Sent Prayers in Post in General Discussion.

For those that may not know, fluid build up around the heart is called Congestive Heart Failure or at least that's my Doc explained my condition (mine came of pneumonia). So I'll double up on the Prayers here.


----------



## bardman (Oct 18, 2006)

Get well soon DB 

Thoughts and prayers sent


----------



## mag41vance (Mar 13, 2008)

I pray for God to give DB strength to recover, and confidence to the family that all will be well.

Pray with trust!


----------



## elkhunter (Jun 7, 2002)

Prayers for you from Georgia Dan --- Get well soon !!!


----------



## pacnate (Sep 23, 2009)

Hope you get better soon DB. Praying for you. God bless


----------



## red1691 (Jun 8, 2007)

Prayers for Dan and the family....


----------



## rhyno_071 (Feb 22, 2009)

Praying for you DB.


----------



## EROS (Feb 15, 2004)

Get well soon DB


----------



## jesselou (Oct 22, 2005)

hope for the best prayers for you


----------



## jjw3 (Mar 20, 2006)

any news fellows? Keep us updated plz. Praying for u Dan.


----------



## Babyk (Jul 5, 2011)

Dan- still keeping you in our thoughts and prayers buddy


----------



## archer_nm (Mar 29, 2004)

I am praying for you Dan, get well soon


----------



## mo_down7 (Aug 26, 2008)

Any update on DB? Just wondering how he is doing! 

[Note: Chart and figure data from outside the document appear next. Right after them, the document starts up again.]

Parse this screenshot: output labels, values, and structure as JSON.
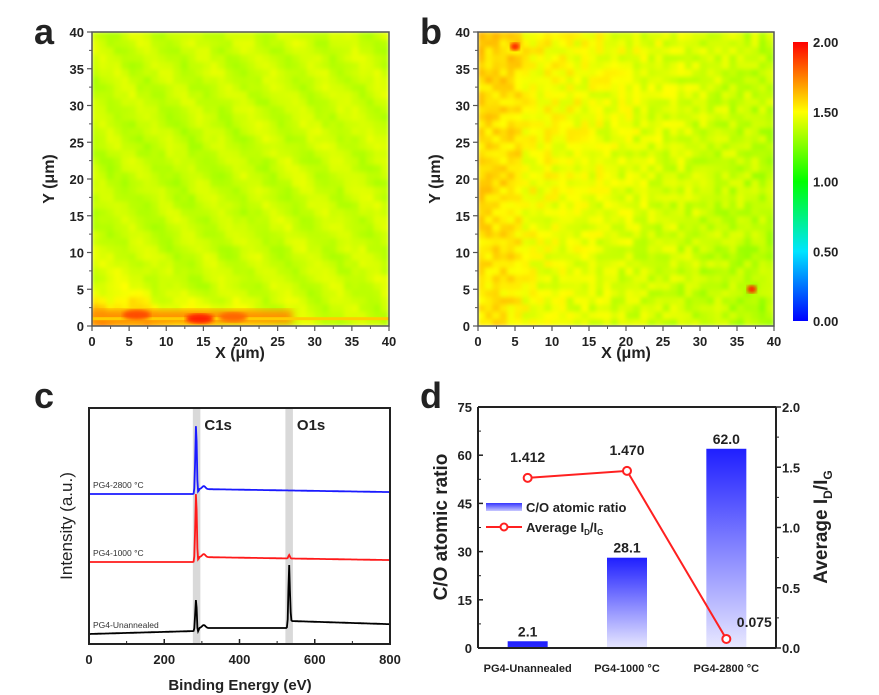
{
  "chart_data": [
    {
      "panel": "a",
      "type": "heatmap",
      "title": "",
      "xlabel": "X (μm)",
      "ylabel": "Y (μm)",
      "xlim": [
        0,
        40
      ],
      "ylim": [
        0,
        40
      ],
      "xticks": [
        "0",
        "5",
        "10",
        "15",
        "20",
        "25",
        "30",
        "35",
        "40"
      ],
      "yticks": [
        "0",
        "5",
        "10",
        "15",
        "20",
        "25",
        "30",
        "35",
        "40"
      ],
      "value_range": [
        0.0,
        2.0
      ],
      "description": "Mostly uniform ~1.40 (yellow-green) with a high band (~1.7-1.9, orange-red) along Y≈0-3 μm for X≈0-27 μm",
      "background_value": 1.4,
      "hotspots": [
        {
          "x": 6,
          "y": 1.5,
          "value": 1.85
        },
        {
          "x": 14.5,
          "y": 1,
          "value": 1.95
        },
        {
          "x": 19,
          "y": 1.2,
          "value": 1.8
        }
      ]
    },
    {
      "panel": "b",
      "type": "heatmap",
      "title": "",
      "xlabel": "X (μm)",
      "ylabel": "Y (μm)",
      "xlim": [
        0,
        40
      ],
      "ylim": [
        0,
        40
      ],
      "xticks": [
        "0",
        "5",
        "10",
        "15",
        "20",
        "25",
        "30",
        "35",
        "40"
      ],
      "yticks": [
        "0",
        "5",
        "10",
        "15",
        "20",
        "25",
        "30",
        "35",
        "40"
      ],
      "value_range": [
        0.0,
        2.0
      ],
      "description": "Mottled ~1.45-1.6 (yellow-orange) on left, ~1.40 (yellow-green) on right; two red spots",
      "background_value": 1.47,
      "hotspots": [
        {
          "x": 5,
          "y": 38,
          "value": 1.95
        },
        {
          "x": 37,
          "y": 5,
          "value": 1.95
        }
      ],
      "colorbar": {
        "ticks": [
          "0.00",
          "0.50",
          "1.00",
          "1.50",
          "2.00"
        ],
        "range": [
          0.0,
          2.0
        ],
        "colormap": [
          "#0000ff",
          "#00e5ff",
          "#00ff00",
          "#ffff00",
          "#ff0000"
        ]
      }
    },
    {
      "panel": "c",
      "type": "line",
      "title": "",
      "xlabel": "Binding Energy (eV)",
      "ylabel": "Intensity (a.u.)",
      "xlim": [
        0,
        800
      ],
      "xticks": [
        "0",
        "200",
        "400",
        "600",
        "800"
      ],
      "shaded_regions": [
        {
          "label": "C1s",
          "from": 276,
          "to": 296
        },
        {
          "label": "O1s",
          "from": 522,
          "to": 542
        }
      ],
      "series": [
        {
          "name": "PG4-2800 °C",
          "color": "#1a1aff",
          "offset": 2,
          "peaks": [
            {
              "x": 284.5,
              "height": 1.0
            }
          ],
          "baseline": 0.0
        },
        {
          "name": "PG4-1000 °C",
          "color": "#ff1a1a",
          "offset": 1,
          "peaks": [
            {
              "x": 284.5,
              "height": 1.0
            },
            {
              "x": 532,
              "height": 0.05
            }
          ],
          "baseline": 0.0
        },
        {
          "name": "PG4-Unannealed",
          "color": "#000000",
          "offset": 0,
          "peaks": [
            {
              "x": 284.5,
              "height": 0.5
            },
            {
              "x": 532,
              "height": 0.9
            }
          ],
          "baseline": 0.0
        }
      ]
    },
    {
      "panel": "d",
      "type": "bar",
      "title": "",
      "categories": [
        "PG4-Unannealed",
        "PG4-1000 °C",
        "PG4-2800 °C"
      ],
      "ylabel": "C/O atomic ratio",
      "y2label": "Average ID/IG",
      "ylim": [
        0,
        75
      ],
      "y2lim": [
        0,
        2.0
      ],
      "yticks": [
        "0",
        "15",
        "30",
        "45",
        "60",
        "75"
      ],
      "y2ticks": [
        "0.0",
        "0.5",
        "1.0",
        "1.5",
        "2.0"
      ],
      "series": [
        {
          "name": "C/O atomic ratio",
          "type": "bar",
          "axis": "left",
          "color": "#1f1fff",
          "values": [
            2.1,
            28.1,
            62.0
          ],
          "labels": [
            "2.1",
            "28.1",
            "62.0"
          ]
        },
        {
          "name": "Average ID/IG",
          "type": "line",
          "axis": "right",
          "color": "#ff2020",
          "values": [
            1.412,
            1.47,
            0.075
          ],
          "labels": [
            "1.412",
            "1.470",
            "0.075"
          ]
        }
      ],
      "legend": {
        "placement": "center-left",
        "entries": [
          {
            "label": "C/O atomic ratio",
            "sub": ""
          },
          {
            "label": "Average I",
            "sub1": "D",
            "mid": "/I",
            "sub2": "G"
          }
        ]
      }
    }
  ],
  "panel_labels": [
    "a",
    "b",
    "c",
    "d"
  ]
}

Sent via Samsung Galaxy S3


----------



## red1691 (Jun 8, 2007)

Any update yet on DB? Still lifting Prayers.......


----------



## Stillfingers (May 6, 2008)

Still sending prayers DB! Hope you'll be back soon!

SF


----------



## Tallcatt (Jul 27, 2003)

Dan is doing better. His wife reported yesterday that has been moved to a rehab facility to continue his recovery. Much better news !!!!


----------



## 3Dblackncamo (Jul 22, 2009)

looking to see you back here DB, god bless and get well soon


----------



## Angler62002 (Mar 2, 2010)

Praying for dan and family.


----------



## bhtr3d (Feb 13, 2004)

That's great hes getting better. I wish him well, and to a steady full recovery


----------